The PTSD That Did Not Look Like What I Had Been Told PTSD Looked Like
There was no single traumatic event I could point to. The condition arrived anyway, assembled from a pattern rather than a moment.
Story
What actually happened
I had always understood post-traumatic stress in the way most people understand it - as the aftermath of a distinct and dramatic event, the kind of thing that happened to soldiers or to survivors of disasters or accidents.
I was 27 and working in public health in New Orleans and had no such event in my history. What I did have was a childhood that had involved sustained emotional unpredictability - a household where the emotional atmosphere could shift without warning in ways that I had spent twenty years developing strategies to manage.
The strategies had been effective enough to allow me to function extremely well by external measures, which is why what I was experiencing at 27 - a persistent hypervigilance in certain interpersonal situations, a very fast and difficult to regulate threat response when voices were raised in my vicinity, an inability to be fully present in environments that were emotionally unpredictable - had not connected, in my own mind, to any specific past experience that would have explained it.

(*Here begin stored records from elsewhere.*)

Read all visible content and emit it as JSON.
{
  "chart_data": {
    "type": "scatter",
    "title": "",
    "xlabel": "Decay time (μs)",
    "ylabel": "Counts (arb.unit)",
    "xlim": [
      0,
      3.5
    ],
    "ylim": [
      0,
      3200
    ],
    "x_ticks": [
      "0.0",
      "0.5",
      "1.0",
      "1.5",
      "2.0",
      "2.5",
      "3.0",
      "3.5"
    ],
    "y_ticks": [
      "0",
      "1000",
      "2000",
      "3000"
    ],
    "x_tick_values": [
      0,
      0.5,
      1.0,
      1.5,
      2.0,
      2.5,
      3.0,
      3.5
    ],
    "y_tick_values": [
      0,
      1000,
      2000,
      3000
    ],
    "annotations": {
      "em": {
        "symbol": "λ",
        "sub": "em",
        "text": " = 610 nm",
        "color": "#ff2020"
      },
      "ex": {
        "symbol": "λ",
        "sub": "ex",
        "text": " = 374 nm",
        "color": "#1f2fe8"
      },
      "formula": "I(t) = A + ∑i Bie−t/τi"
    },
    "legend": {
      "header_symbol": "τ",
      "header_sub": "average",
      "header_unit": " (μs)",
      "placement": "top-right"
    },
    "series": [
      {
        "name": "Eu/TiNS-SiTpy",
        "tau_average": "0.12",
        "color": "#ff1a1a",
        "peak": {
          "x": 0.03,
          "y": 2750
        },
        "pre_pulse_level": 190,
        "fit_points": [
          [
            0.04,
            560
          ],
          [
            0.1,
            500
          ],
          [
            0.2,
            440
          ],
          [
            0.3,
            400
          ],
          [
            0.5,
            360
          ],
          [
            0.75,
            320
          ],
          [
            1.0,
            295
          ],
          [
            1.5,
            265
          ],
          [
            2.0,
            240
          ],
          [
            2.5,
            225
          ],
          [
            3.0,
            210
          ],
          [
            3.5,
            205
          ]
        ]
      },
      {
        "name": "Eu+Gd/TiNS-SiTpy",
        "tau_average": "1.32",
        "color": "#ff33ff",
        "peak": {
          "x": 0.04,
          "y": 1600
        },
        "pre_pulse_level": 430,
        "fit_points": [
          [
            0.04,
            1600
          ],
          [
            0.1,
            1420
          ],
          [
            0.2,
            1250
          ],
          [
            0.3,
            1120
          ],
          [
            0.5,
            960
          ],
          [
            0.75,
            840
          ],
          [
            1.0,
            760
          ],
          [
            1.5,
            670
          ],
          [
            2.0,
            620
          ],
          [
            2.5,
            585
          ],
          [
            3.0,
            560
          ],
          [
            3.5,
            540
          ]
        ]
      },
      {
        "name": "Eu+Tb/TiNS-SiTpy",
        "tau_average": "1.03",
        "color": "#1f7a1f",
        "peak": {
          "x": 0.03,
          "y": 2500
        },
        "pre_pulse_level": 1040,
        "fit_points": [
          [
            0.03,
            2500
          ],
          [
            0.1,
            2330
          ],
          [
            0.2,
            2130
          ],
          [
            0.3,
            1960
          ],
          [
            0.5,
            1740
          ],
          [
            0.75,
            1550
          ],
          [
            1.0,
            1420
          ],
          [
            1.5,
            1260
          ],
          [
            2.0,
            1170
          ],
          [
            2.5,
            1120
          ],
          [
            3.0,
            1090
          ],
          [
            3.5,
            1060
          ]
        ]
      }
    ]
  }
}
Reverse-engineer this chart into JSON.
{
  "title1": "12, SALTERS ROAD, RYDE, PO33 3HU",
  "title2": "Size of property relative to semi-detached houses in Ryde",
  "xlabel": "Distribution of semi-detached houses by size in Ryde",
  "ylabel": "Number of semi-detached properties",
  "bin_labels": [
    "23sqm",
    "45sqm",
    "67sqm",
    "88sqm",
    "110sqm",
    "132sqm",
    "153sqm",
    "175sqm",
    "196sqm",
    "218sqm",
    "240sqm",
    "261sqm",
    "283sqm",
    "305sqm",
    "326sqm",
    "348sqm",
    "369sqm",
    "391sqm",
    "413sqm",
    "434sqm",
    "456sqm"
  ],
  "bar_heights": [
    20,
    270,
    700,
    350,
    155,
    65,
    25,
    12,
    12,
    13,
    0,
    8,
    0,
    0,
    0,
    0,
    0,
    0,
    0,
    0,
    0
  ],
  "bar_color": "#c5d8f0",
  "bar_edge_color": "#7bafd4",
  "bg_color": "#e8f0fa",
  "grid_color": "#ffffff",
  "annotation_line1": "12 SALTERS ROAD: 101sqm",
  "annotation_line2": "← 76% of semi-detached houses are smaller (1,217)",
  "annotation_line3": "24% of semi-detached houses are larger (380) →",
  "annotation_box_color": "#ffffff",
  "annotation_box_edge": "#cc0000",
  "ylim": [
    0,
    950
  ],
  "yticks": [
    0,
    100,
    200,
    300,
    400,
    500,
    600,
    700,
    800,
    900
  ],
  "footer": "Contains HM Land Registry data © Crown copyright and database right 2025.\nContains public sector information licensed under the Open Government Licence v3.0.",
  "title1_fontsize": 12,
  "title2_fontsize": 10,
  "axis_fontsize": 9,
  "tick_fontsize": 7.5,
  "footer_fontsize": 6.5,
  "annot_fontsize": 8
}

I went to a psychiatrist at 27 for what I described as anxiety and what turned out, through a thorough assessment, to be a form of complex PTSD - a recognised variant associated not with a single traumatic event but with sustained relational stress over a long developmental period.
The diagnosis was initially disorienting because it required me to revise my understanding of my childhood, which I had processed as difficult in some ways and broadly fine. It had been more specifically affecting than I had understood.
What followed was treatment that was different from general anxiety treatment - specifically a trauma-focused approach that worked with the nervous system response rather than only with the cognitive content.
The improvement was significant and required me to understand that some of my most reliable coping mechanisms - the hypervigilance, the constant emotional scanning of environments - had been protective at the point they were formed and were now generating the distress they had originally been built to prevent.
At 30 I am a meaningfully different person in terms of how I move through interpersonal environments. The diagnosis did not label me. It gave me a map.